Saturday, December 19, 2009

Saturday morning tunes: Should "eight crazy nights" be enough?

For reasons that are unclear but nevertheless cause to be grateful this holiday season, we don't seem to have heard much from cultural conservatives bewailing the "War on Christmas." (Perhaps this is why.)

But the media abhors a vacuum, which is perhaps why so many people are using up elite column inches this month on the evergreen question: Why is it that Jews have gotten to write so many of the cool Christmas songs?

Garrison Keillor, who otherwise has made a good living out of being professionally affable, kicked things off this week in a Salon piece that gradually worked its way up to this moment:

Did one of our guys write "Grab your loafers, come along if you wanna, and we'll blow that shofar for Rosh Hashanah"? No, we didn't.

Christmas is a Christian holiday -- if you're not in the club, then buzz off.

"Not in the club?" That could have been a little more subtle. Pastor Inqvist and Father Emil would most likely be shocked by such an outburst, although, in the name of ecumenical even-handedness, Keillor hauled those wily Unitarians before the dock, too. (If you suspect that Keillor is becoming noticeably less affable as he approaches his three score and ten, you're not alone.)

And Michael Feinstein got into the act this week as well, demonstrating that "an earnest New York Times piece that probably didn't need to be written" is a criterion that, in this post-Krystol age, doesn't narrow the field down as much as it used to.

Still, unlike Keillor, who might or might not have been kidding, Feinstein was sincere in his pursuit of the question.

The answer, of course, is simple. It's the same reason Willie Sutton wrote songs about robbing banks: That's where the money is. When Hanukah becomes as hypercommercialized as Christmas, there'll be more people writing songs like this one (and, ironically, less need for it):





(This marks the first, and quite possibly the last, appearance by Adam Sandler at Saturday Morning Tunes.)

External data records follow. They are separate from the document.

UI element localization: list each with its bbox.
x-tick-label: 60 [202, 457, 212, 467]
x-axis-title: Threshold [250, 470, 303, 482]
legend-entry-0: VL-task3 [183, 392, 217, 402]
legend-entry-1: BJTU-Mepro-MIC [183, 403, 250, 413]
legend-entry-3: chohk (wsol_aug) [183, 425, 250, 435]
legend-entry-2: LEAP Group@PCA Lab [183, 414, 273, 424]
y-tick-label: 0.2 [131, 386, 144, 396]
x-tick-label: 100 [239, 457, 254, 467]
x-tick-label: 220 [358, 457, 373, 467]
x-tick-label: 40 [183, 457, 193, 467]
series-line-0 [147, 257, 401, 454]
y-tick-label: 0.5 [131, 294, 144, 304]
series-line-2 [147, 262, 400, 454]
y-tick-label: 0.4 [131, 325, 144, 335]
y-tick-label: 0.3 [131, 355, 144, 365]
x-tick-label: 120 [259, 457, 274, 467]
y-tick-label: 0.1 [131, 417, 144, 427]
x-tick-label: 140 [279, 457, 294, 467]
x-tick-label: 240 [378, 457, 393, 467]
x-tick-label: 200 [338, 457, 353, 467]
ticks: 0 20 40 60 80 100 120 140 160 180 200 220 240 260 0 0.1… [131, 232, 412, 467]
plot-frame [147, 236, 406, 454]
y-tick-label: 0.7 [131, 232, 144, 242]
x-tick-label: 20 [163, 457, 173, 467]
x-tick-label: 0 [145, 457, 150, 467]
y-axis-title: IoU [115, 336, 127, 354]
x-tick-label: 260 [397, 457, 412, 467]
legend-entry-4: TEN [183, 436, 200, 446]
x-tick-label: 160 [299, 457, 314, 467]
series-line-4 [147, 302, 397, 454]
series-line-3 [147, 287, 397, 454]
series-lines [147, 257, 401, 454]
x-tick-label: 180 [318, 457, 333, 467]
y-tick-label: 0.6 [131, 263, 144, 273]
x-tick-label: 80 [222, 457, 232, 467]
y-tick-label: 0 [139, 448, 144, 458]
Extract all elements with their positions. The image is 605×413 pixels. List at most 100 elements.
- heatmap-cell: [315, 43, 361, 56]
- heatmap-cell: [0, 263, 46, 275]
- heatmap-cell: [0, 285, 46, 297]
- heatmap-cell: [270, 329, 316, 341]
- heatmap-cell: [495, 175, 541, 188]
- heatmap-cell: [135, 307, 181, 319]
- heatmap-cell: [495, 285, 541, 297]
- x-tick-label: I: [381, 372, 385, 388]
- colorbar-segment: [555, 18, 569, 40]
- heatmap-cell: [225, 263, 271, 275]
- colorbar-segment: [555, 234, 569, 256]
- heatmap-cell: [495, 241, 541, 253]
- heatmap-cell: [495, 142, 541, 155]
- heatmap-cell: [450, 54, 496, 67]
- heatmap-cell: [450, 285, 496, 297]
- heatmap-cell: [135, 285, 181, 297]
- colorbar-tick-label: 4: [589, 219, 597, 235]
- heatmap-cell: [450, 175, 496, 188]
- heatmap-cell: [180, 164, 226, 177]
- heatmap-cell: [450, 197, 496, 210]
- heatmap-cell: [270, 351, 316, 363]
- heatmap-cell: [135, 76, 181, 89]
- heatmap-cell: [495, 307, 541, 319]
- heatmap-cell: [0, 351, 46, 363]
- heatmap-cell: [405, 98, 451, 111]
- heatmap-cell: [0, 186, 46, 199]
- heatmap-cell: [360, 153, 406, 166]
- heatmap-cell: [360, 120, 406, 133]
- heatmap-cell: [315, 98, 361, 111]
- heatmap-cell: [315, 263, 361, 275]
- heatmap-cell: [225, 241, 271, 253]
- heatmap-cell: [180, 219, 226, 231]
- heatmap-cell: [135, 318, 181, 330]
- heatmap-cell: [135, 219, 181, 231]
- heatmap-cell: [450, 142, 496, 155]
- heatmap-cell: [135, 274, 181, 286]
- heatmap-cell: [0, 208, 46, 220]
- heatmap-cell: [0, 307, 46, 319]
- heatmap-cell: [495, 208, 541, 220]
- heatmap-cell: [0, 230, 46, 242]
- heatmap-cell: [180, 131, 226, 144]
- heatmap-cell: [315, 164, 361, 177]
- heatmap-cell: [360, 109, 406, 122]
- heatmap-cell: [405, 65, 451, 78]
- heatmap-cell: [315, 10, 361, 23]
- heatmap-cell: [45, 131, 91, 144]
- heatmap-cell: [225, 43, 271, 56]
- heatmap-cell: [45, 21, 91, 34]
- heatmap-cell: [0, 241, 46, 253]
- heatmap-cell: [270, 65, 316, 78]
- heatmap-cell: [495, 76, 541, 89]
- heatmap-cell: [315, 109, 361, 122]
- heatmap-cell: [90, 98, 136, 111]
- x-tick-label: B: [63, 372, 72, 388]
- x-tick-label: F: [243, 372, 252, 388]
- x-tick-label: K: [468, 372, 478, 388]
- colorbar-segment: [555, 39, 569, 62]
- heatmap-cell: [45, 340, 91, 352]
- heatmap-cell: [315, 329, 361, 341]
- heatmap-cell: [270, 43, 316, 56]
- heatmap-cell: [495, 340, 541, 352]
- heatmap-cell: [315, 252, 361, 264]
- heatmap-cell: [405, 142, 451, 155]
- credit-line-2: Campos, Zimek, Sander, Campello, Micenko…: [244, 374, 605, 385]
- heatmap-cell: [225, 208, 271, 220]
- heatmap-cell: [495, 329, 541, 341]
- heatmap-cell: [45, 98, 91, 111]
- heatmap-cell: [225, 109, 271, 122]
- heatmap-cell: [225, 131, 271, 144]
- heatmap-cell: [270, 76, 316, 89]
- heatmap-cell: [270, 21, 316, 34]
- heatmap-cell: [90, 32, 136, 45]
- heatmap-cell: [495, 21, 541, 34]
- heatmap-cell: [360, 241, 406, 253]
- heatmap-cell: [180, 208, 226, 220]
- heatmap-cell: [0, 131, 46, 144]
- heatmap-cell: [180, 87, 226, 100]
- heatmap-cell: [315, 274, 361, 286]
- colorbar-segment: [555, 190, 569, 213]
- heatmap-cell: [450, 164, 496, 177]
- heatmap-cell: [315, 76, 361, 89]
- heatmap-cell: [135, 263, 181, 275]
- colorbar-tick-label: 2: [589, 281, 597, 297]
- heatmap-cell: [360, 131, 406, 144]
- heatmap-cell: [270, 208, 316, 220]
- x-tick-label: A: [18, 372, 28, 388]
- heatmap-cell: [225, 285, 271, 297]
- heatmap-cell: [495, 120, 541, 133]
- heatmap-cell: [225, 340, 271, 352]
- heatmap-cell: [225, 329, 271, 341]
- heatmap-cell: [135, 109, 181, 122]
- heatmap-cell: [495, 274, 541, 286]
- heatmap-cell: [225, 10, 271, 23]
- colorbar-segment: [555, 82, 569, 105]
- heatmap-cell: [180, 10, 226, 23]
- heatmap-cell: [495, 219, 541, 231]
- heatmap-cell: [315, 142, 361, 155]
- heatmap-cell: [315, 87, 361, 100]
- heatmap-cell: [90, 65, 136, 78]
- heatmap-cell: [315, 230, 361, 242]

And speaking of music of the sort Mr. Keillor laments (although this has even less to do with Christmas than most songs now associated with the holiday), here's one of my favorite scenes from that bête noir of the "Christmas for Christians" set, Irving Berlin:




I'm not sure which is more weirdly memorable in this number: The beautiful Vera-Ellen, who resembles nothing so much as Barbie with the physical conditioning of an Olympic track medalist, or Danny Kaye's suit with matching socks and suede shoes.

(And, for the record, Danny Kaye--né David Daniel Kaminsky--is entitled to his own verse in Sandler's song.)